I'd never taught the technique of applying china marker resists before, and I still have some improvement to make on that. I think next time I will have the students do some tests with the china markers and watercolor pencils before applying highlights to their subjects. It's two different things to a) be able to do something proficiently and b) teach someone else the same technique. I learned a lot about teaching resists last weekend!

It never ceases to amaze me that most students will jump right in, applying colors, techniques, or things like the resist without making a test patch off to the side. I really encouraged color-testing this time, and I think the students got more predictable results. Here a student has done some color tests before starting, and is referring to them as she adds green to her apple. Good!

And here are their final apple results. These definitely look good enough to eat, don't you think? The third one from the left is the one underway in the photo above. And actually, those white resist highlights look pretty darned good for a first try!

As always, I ended the class with evaluations. I was delighted with the answer one student gave to the question "What is your favorite medium?" She said "It was pencil... but I'm becoming a convert to ballpoint and also really enjoyed the waterproof fiber-tip pen."

I was also pleased with one response to a question asking them to tell me about their experience of the class: "I loved this class. It was great fun to learn how to use the pencils, waterbrush, china white, etc.
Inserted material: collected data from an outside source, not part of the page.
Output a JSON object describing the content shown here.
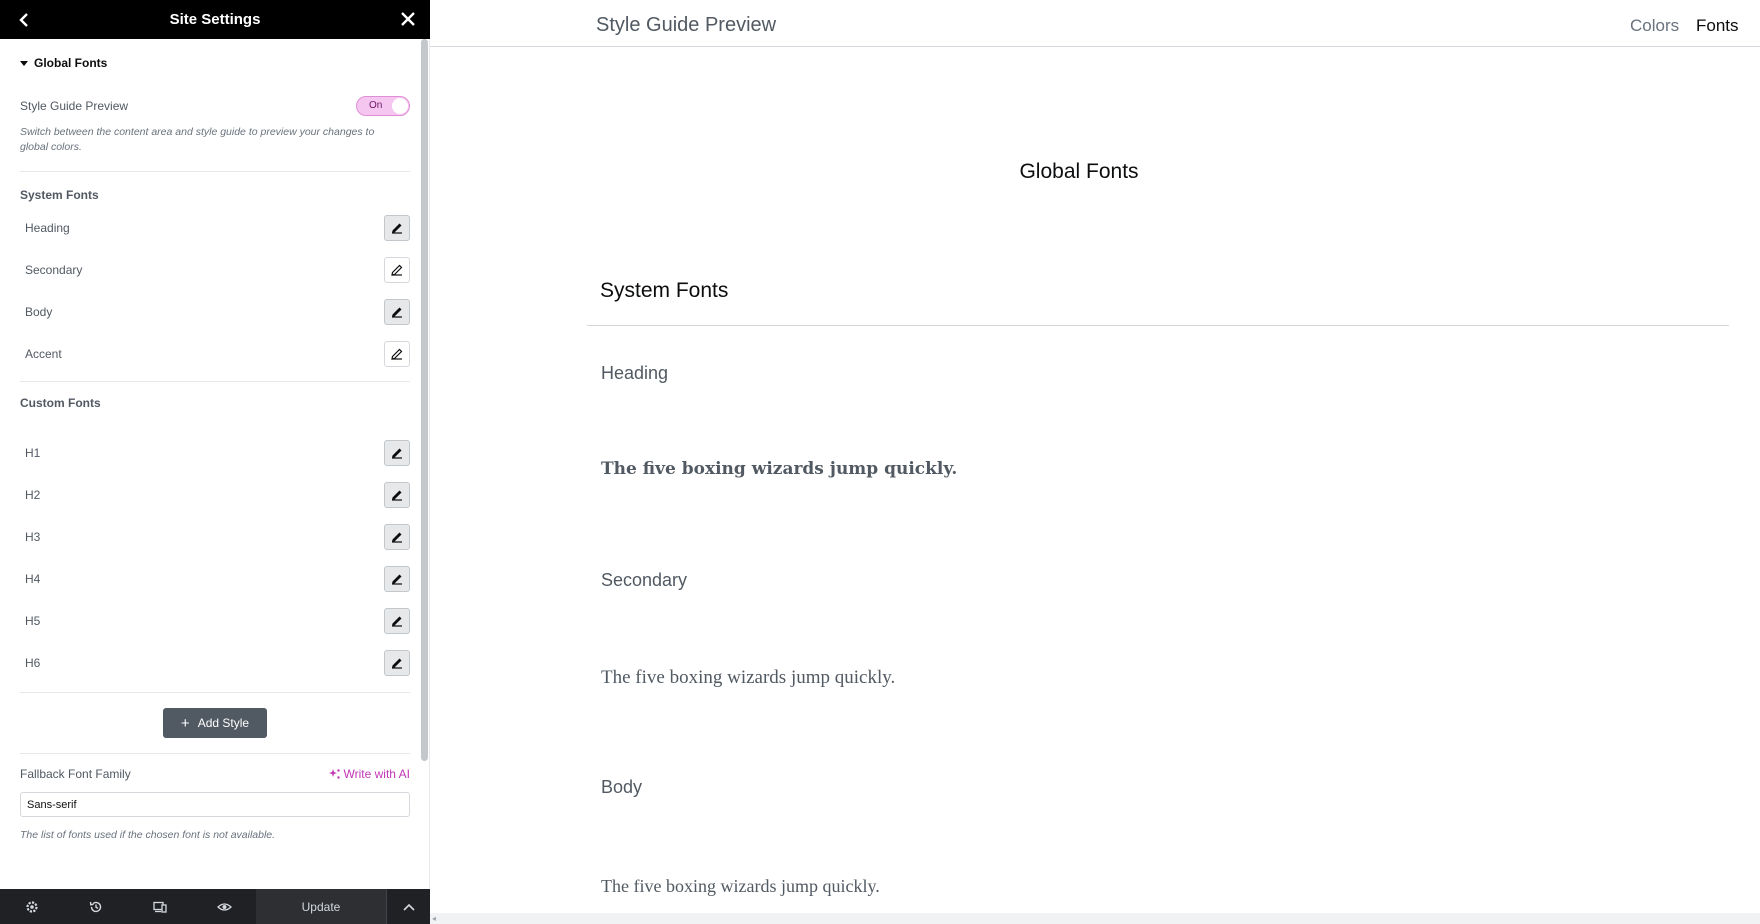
{
  "panel": {
    "title": "Site Settings",
    "section_title": "Global Fonts",
    "style_guide_preview": {
      "label": "Style Guide Preview",
      "toggle_text": "On",
      "enabled": true,
      "help": "Switch between the content area and style guide to preview your changes to global colors."
    },
    "system_fonts": {
      "title": "System Fonts",
      "items": [
        {
          "label": "Heading"
        },
        {
          "label": "Secondary"
        },
        {
          "label": "Body"
        },
        {
          "label": "Accent"
        }
      ]
    },
    "custom_fonts": {
      "title": "Custom Fonts",
      "items": [
        {
          "label": "H1"
        },
        {
          "label": "H2"
        },
        {
          "label": "H3"
        },
        {
          "label": "H4"
        },
        {
          "label": "H5"
        },
        {
          "label": "H6"
        }
      ]
    },
    "add_style_label": "Add Style",
    "fallback": {
      "label": "Fallback Font Family",
      "ai_label": "Write with AI",
      "value": "Sans-serif",
      "help": "The list of fonts used if the chosen font is not available."
    },
    "footer": {
      "update_label": "Update"
    }
  },
  "preview": {
    "title": "Style Guide Preview",
    "tabs": [
      {
        "label": "Colors",
        "active": false
      },
      {
        "label": "Fonts",
        "active": true
      }
    ],
    "global_title": "Global Fonts",
    "system_title": "System Fonts",
    "fonts": [
      {
        "name": "Heading",
        "sample": "The five boxing wizards jump quickly."
      },
      {
        "name": "Secondary",
        "sample": "The five boxing wizards jump quickly."
      },
      {
        "name": "Body",
        "sample": "The five boxing wizards jump quickly."
      }
    ]
  },
  "colors": {
    "accent": "#c036b5",
    "toggle_bg": "#f5c6f0",
    "header_bg": "#000000",
    "footer_bg": "#1f2124"
  }
}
I felt more confident after all working together on the same structured project instead of being told to just pick something and paint it without a clue at how to proceed."

This encourages my opinion that people learn best and most confidently when given specific goals to accomplish and specific instructions on how to achieve them. Once you have the technique under your belt, you can go any direction you want with it.
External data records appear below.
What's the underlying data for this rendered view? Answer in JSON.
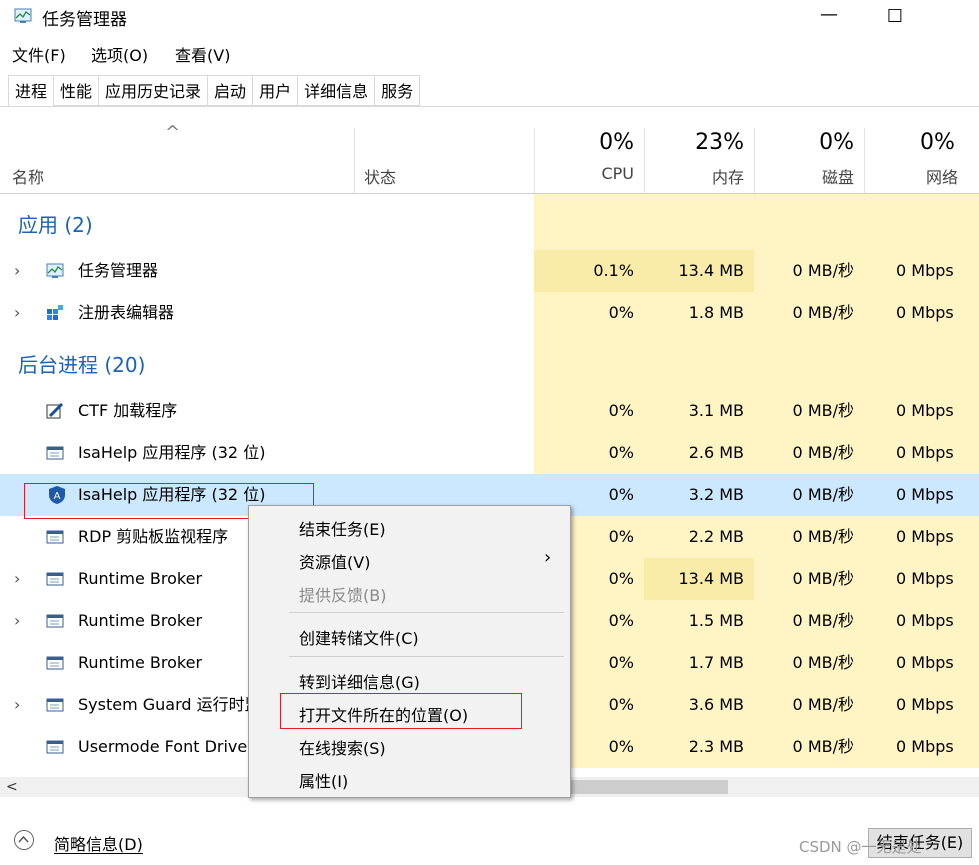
{
  "window": {
    "title": "任务管理器",
    "minimize": "—",
    "maximize": "☐"
  },
  "menu": [
    "文件(F)",
    "选项(O)",
    "查看(V)"
  ],
  "tabs": [
    "进程",
    "性能",
    "应用历史记录",
    "启动",
    "用户",
    "详细信息",
    "服务"
  ],
  "header": {
    "sort_indicator": "^",
    "name": "名称",
    "status": "状态",
    "cpu_pct": "0%",
    "cpu": "CPU",
    "mem_pct": "23%",
    "mem": "内存",
    "disk_pct": "0%",
    "disk": "磁盘",
    "net_pct": "0%",
    "net": "网络"
  },
  "groups": {
    "apps": "应用 (2)",
    "background": "后台进程 (20)"
  },
  "rows": [
    {
      "name": "任务管理器",
      "cpu": "0.1%",
      "mem": "13.4 MB",
      "disk": "0 MB/秒",
      "net": "0 Mbps"
    },
    {
      "name": "注册表编辑器",
      "cpu": "0%",
      "mem": "1.8 MB",
      "disk": "0 MB/秒",
      "net": "0 Mbps"
    },
    {
      "name": "CTF 加载程序",
      "cpu": "0%",
      "mem": "3.1 MB",
      "disk": "0 MB/秒",
      "net": "0 Mbps"
    },
    {
      "name": "IsaHelp 应用程序 (32 位)",
      "cpu": "0%",
      "mem": "2.6 MB",
      "disk": "0 MB/秒",
      "net": "0 Mbps"
    },
    {
      "name": "IsaHelp 应用程序 (32 位)",
      "cpu": "0%",
      "mem": "3.2 MB",
      "disk": "0 MB/秒",
      "net": "0 Mbps"
    },
    {
      "name": "RDP 剪贴板监视程序",
      "cpu": "0%",
      "mem": "2.2 MB",
      "disk": "0 MB/秒",
      "net": "0 Mbps"
    },
    {
      "name": "Runtime Broker",
      "cpu": "0%",
      "mem": "13.4 MB",
      "disk": "0 MB/秒",
      "net": "0 Mbps"
    },
    {
      "name": "Runtime Broker",
      "cpu": "0%",
      "mem": "1.5 MB",
      "disk": "0 MB/秒",
      "net": "0 Mbps"
    },
    {
      "name": "Runtime Broker",
      "cpu": "0%",
      "mem": "1.7 MB",
      "disk": "0 MB/秒",
      "net": "0 Mbps"
    },
    {
      "name": "System Guard 运行时监视器代理",
      "cpu": "0%",
      "mem": "3.6 MB",
      "disk": "0 MB/秒",
      "net": "0 Mbps"
    },
    {
      "name": "Usermode Font Driver Host",
      "cpu": "0%",
      "mem": "2.3 MB",
      "disk": "0 MB/秒",
      "net": "0 Mbps"
    }
  ],
  "row_chevron": "›",
  "context_menu": {
    "end_task": "结束任务(E)",
    "resource_values": "资源值(V)",
    "submenu_arrow": "›",
    "feedback": "提供反馈(B)",
    "create_dump": "创建转储文件(C)",
    "go_details": "转到详细信息(G)",
    "open_location": "打开文件所在的位置(O)",
    "search_online": "在线搜索(S)",
    "properties": "属性(I)"
  },
  "scroll_left": "<",
  "footer": {
    "brief": "简略信息(D)",
    "end_task": "结束任务(E)",
    "watermark": "CSDN @一无是处"
  },
  "colors": {
    "group_blue": "#1a63b8",
    "highlight_red": "#e02020",
    "selected_row": "#cce8ff",
    "cell_yellow": "#fff4c4"
  }
}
My next workshop is another new one: Sketching Wildlife. It will be May 2-3, starting at the Siskiyou Field Institute's Deer Creek Center (in Selma, OR) with a day mastering sketching techniques for drawing animals ~ fur, feathers, birds and mammals, and moving subjects, etc. The second day will be spent at Wildlife Images Rehab Center, at Merlin, OR, putting that new knowledge to work drawing raptors (hawks, eagles, owls), bears, wolves, foxes, and whatever strikes the students' fancy. This workshop should be a real kick! I've been creating the workbooks for it all month, and finished them last week, ready for printing.

Check it out here. Then come join us. It should be great fun!

Gotta go. There's a Pacific Treefrog pair croaking amorously by the pond outside my studio door, and it's almost 7pm and I'm starving. Ciao!